If it were a fireworks depot, it wouldn’t be a secret. People could go to the Beirut phone book and I would expect the news to be like “Fire at the ACME Firewoks depot” by now.
It was a port warehouse. It likely housed all sorts of random things at different times.
Plenty of fireworks warehouse/factory disaster videos out there. The only question I would have is are fireworks valuable enough to take up prime warehouse space at a major port.
This wouldn’t be the first time I’ve seen video of a fireworks storage place going boom.
The building wasn’t meant for long term use for any one purpose. It’s a dock warehouse where you leave the stuff offloaded from ships until it’s trucked out. I guess the reason the AN was there long term was due to a legal mess. Fireworks are certainly valuable enough to store short term to whatever extent Lebanon imports or exports fireworks.
A major port in a country with 50% unemployment with millions of refugees from a raging civil war in a country 50 miles away.
Is there a good pre-explosion picture of this area from this angle (i.e. from this side of the building in the middle).
CNN has satellite images with sliders to compare the before and after.
Doesn’t really matter one way or another. Having munitions there to ship to Syria might be worth lying about. Either way they had a bunch of small bombs stored near a really big bomb.
Odd. It’s doesn’t look as bad with the sliders.

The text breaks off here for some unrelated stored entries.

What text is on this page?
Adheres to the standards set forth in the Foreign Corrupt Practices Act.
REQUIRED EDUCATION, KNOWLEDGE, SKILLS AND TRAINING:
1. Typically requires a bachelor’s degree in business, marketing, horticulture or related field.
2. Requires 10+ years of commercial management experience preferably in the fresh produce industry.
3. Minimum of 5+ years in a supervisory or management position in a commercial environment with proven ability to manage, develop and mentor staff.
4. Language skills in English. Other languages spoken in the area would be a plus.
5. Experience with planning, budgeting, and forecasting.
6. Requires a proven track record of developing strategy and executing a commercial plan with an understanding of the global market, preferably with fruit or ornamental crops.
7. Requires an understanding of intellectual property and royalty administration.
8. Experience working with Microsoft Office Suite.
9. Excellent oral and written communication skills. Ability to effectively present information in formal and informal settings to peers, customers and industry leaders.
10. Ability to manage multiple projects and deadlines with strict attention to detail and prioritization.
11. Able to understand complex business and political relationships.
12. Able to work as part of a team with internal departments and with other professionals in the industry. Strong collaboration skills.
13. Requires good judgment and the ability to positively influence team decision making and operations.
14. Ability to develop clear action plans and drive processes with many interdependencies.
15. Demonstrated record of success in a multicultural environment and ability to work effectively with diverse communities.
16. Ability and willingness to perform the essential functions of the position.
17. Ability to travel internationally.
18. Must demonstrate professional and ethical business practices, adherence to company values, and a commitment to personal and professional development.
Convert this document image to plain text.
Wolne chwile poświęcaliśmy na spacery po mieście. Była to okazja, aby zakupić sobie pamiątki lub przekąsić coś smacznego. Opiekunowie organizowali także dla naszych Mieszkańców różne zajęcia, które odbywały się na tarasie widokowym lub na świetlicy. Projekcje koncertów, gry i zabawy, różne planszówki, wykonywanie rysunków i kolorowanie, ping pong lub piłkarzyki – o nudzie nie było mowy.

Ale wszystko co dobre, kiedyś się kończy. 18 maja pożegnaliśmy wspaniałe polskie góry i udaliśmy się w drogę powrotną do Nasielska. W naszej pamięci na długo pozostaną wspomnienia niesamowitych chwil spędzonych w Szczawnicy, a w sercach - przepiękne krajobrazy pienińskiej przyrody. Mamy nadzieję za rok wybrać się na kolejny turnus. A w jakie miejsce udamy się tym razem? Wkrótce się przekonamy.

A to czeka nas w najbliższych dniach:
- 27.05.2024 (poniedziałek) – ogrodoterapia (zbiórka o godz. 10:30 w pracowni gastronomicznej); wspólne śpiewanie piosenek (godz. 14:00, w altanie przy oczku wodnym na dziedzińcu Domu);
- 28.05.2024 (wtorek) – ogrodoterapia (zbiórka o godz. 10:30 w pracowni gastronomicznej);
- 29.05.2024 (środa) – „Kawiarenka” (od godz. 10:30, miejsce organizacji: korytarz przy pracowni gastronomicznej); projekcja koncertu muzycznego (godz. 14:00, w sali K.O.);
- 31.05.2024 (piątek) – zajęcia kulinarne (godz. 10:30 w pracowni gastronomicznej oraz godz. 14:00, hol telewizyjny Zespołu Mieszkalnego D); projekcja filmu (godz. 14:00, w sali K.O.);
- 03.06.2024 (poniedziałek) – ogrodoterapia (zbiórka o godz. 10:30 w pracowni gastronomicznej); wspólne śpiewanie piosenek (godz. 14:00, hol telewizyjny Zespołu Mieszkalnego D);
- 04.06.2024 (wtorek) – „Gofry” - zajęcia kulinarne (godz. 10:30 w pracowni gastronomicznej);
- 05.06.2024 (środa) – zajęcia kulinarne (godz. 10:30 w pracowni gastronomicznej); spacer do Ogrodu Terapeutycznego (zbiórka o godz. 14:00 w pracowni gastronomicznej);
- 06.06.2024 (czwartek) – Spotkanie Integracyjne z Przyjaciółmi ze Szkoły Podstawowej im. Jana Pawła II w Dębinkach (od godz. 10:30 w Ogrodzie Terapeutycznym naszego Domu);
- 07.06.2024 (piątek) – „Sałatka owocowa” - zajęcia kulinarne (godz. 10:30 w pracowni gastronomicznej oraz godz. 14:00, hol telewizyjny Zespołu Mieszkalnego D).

I thought that at first, but I think it’s because the aerial view makes it look like buildings are still there when it’s basically just the footprint of the building that is still there.
That makes sense.
I can’t stop looking at all that grain from the silos. For a struggling city/country, to see so much food lost is a gut punch.
Seems like the perfect environment for super lax safety regulations and that not being top of mind for anyone. Even if it was small arms munitions there’s no reason to think Israel would be behind it. I can easily imagine a shipping container of loose ammo being placed in a building next to a seized ammonium nitrate… and it still being basically the same story as the fireworks.
There was a big explosion of a fireworks factory in the Netherlands in 2000. Before the big explosion, you see fireworks going off quite prominently:
Lebanon is a net importer of food. I wonder how many people will go hungry due to supply lines being disrupted.
The Port of Beirut handles 60% of the country’s imports and a greater percentage of agricultural imports.
The silos serve as a strategic storage for Lebanon, with about 85% of the country’s cereals stored in the facility, according to trading company Mena Commodities.
However, it is believed the silos did not contain huge quantities of grain at the time of the explosion, as the country tried to meet a shortage of bread that surfaced recently due to the current financial crisis, the company said.
I did read, not sure where, that while 60% of the countrys grain goes through those silos they were relatively empty because of some other recent events (related to Covid I think - edit: due tofin crisis as per NotBruceZ post)
I look at those Silos and don’t really give a shit about the grain that’s actually in them. Grain is cheap. What isn’t cheap is not being able to unload ships with more grain in them. That’s going to cause people to choose between leaving and starving.
Agreed - I wasn’t trying to imply everything is fine and dandy.
My friend was saying they were already in trouble before this with inflation and food prices doubling in the past couple months. This will only make that way worse.